No one was injured when 28 of the Union Pacific train's cars derailed Monday night about 140 miles southeast of Los Angeles.

About 60 residents in nearby homes were evacuated because of potentially hazardous fumes, fire officials said.

One of the burning tanker cars contains hydrochloric acid, fire and railroad officials said. Hydrochloric acid is highly corrosive and can cause burns if it comes into direct contact with skin or eyes. It is used in the production of fertilizers and dyes, and in photographic, textile and rubber industries.

The other tanker ablaze contains phosphoric acid, which is milder and used for rust removal and for the preparation of steel surfaces for painting.

The cause of the derailment is under investigation, said James Barnes, director of media information for Union Pacific.

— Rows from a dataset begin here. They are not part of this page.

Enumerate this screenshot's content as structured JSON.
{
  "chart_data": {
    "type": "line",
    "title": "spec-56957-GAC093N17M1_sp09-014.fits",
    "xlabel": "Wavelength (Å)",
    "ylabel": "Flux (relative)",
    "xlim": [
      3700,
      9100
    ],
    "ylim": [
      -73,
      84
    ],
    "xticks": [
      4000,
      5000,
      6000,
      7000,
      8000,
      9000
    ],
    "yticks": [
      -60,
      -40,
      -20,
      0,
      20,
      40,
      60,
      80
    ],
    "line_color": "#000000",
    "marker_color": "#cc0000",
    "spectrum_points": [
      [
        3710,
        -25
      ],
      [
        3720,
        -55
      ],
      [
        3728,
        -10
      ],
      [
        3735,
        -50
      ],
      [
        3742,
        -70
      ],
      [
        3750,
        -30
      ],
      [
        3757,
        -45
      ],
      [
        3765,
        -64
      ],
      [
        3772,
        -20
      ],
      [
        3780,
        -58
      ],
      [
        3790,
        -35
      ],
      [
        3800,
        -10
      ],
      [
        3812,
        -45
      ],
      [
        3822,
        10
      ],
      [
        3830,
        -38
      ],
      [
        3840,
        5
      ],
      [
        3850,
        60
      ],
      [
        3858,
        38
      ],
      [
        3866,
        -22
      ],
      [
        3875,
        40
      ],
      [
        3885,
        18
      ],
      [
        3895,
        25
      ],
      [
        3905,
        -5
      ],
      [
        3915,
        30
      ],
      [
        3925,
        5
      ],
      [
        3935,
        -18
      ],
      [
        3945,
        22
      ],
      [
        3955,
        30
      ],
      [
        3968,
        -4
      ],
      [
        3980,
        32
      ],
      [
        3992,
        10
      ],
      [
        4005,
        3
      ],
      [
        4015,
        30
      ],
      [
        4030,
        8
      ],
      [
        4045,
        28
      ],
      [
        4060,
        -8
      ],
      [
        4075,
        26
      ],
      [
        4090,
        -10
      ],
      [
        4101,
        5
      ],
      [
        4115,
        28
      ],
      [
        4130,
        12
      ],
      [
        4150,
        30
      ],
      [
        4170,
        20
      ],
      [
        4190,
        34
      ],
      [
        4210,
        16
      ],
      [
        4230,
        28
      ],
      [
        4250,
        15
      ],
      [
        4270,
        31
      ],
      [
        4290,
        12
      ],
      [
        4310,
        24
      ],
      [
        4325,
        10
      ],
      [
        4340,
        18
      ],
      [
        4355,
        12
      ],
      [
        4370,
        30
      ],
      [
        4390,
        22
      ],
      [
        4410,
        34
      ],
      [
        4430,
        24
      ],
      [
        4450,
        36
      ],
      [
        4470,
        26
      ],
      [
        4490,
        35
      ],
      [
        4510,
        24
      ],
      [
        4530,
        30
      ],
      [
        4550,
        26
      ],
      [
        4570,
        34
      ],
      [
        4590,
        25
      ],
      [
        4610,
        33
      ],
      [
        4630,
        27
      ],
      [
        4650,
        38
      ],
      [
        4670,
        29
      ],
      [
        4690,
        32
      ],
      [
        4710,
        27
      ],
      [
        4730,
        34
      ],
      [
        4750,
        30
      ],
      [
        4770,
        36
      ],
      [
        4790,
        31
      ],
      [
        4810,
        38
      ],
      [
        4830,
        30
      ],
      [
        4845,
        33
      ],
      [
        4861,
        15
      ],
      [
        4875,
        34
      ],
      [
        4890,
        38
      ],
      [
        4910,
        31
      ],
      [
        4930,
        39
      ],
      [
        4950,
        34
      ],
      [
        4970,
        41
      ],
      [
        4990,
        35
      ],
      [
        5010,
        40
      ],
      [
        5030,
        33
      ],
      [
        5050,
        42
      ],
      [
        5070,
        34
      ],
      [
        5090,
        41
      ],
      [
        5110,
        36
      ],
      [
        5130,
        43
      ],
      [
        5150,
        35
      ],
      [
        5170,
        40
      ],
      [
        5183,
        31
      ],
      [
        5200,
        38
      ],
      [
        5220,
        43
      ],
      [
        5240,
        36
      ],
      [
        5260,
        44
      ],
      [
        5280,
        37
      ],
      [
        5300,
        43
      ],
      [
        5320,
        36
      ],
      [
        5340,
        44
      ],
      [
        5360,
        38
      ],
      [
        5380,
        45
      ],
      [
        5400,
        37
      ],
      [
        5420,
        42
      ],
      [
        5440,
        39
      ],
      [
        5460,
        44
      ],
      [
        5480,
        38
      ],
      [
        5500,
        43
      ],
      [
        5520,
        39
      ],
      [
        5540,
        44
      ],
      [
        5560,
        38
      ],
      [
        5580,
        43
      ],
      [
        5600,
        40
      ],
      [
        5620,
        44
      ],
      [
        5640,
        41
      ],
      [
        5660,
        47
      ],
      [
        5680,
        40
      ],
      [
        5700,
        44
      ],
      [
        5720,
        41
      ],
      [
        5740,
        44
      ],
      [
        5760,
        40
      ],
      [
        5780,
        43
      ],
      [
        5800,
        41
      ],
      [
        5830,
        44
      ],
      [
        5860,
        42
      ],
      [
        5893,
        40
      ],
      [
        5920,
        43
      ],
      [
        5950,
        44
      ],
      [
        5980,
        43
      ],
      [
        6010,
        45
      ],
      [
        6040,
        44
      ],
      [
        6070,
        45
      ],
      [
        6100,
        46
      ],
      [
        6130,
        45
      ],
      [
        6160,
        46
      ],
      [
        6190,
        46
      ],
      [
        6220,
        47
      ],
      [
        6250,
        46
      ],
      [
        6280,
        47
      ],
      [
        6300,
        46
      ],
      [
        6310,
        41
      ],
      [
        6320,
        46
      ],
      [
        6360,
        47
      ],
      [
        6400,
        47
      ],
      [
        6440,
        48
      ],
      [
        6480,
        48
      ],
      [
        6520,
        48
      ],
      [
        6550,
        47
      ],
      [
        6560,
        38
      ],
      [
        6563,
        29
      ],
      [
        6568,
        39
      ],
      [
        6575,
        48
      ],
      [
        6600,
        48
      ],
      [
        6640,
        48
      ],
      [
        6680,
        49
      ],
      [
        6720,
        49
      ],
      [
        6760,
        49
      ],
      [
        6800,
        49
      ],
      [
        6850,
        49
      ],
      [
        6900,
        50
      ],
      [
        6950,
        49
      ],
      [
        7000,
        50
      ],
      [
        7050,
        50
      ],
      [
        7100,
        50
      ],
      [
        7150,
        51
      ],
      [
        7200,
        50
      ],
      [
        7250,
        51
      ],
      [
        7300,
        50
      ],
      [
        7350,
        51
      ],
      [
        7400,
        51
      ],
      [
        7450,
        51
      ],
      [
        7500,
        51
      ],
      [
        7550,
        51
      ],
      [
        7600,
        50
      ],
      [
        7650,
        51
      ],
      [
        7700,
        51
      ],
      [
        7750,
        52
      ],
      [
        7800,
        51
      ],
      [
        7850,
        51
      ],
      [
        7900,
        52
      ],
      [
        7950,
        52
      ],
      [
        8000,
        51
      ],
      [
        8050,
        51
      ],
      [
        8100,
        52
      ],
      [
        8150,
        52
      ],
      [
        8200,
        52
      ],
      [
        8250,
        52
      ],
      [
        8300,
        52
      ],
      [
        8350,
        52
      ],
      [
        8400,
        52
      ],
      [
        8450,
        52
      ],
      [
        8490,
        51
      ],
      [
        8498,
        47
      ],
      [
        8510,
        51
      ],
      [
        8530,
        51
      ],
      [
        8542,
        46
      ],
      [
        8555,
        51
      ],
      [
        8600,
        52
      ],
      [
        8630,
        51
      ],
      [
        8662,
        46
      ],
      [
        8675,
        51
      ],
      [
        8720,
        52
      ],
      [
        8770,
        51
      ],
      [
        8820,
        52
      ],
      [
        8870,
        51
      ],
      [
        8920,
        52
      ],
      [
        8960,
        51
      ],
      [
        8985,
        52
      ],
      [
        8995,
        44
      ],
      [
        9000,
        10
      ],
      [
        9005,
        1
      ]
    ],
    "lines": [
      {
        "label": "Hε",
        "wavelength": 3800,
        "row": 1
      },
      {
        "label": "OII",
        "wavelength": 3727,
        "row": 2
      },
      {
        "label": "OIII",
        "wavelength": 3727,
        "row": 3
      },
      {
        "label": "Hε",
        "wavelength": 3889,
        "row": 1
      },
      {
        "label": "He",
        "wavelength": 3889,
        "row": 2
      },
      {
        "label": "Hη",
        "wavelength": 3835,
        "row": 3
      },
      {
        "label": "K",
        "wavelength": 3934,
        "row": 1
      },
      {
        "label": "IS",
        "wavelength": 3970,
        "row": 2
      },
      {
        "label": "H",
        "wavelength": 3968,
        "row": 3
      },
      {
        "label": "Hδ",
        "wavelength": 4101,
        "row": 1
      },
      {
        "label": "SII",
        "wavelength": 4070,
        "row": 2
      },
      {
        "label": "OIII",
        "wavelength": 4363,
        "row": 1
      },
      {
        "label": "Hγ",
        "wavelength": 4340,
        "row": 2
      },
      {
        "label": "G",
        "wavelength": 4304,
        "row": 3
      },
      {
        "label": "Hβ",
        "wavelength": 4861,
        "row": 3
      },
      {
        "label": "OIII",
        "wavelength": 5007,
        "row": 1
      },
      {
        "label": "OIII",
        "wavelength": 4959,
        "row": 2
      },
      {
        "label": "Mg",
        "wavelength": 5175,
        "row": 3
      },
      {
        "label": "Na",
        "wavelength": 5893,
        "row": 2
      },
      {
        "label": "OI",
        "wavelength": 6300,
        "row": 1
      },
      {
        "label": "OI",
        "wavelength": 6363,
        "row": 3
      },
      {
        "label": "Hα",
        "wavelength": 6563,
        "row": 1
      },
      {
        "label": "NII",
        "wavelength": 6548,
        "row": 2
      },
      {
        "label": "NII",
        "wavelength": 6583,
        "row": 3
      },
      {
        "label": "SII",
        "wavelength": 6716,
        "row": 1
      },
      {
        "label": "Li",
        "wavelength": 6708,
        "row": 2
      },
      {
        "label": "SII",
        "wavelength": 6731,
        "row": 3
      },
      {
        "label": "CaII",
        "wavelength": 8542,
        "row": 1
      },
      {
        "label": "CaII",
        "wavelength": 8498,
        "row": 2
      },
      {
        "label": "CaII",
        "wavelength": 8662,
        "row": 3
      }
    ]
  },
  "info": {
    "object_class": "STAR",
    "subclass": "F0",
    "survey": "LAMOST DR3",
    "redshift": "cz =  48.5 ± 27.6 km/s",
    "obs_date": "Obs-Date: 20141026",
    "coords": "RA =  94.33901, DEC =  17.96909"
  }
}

Authorities have set up a one-mile radius around the accident site and no one is being let inside because of the fumes, Riverside County Fire Capt. Julie Hutchinson said.

"We plan to go in and take a look as soon as we can get some sunlight on it," Hutchinson said.

Barnes said the 65-car train was on an intrastate route, heading from West Colton to El Centro.

The accident site is next to Highway 111, which has been shut down for a seven-mile stretch south of State Road 195.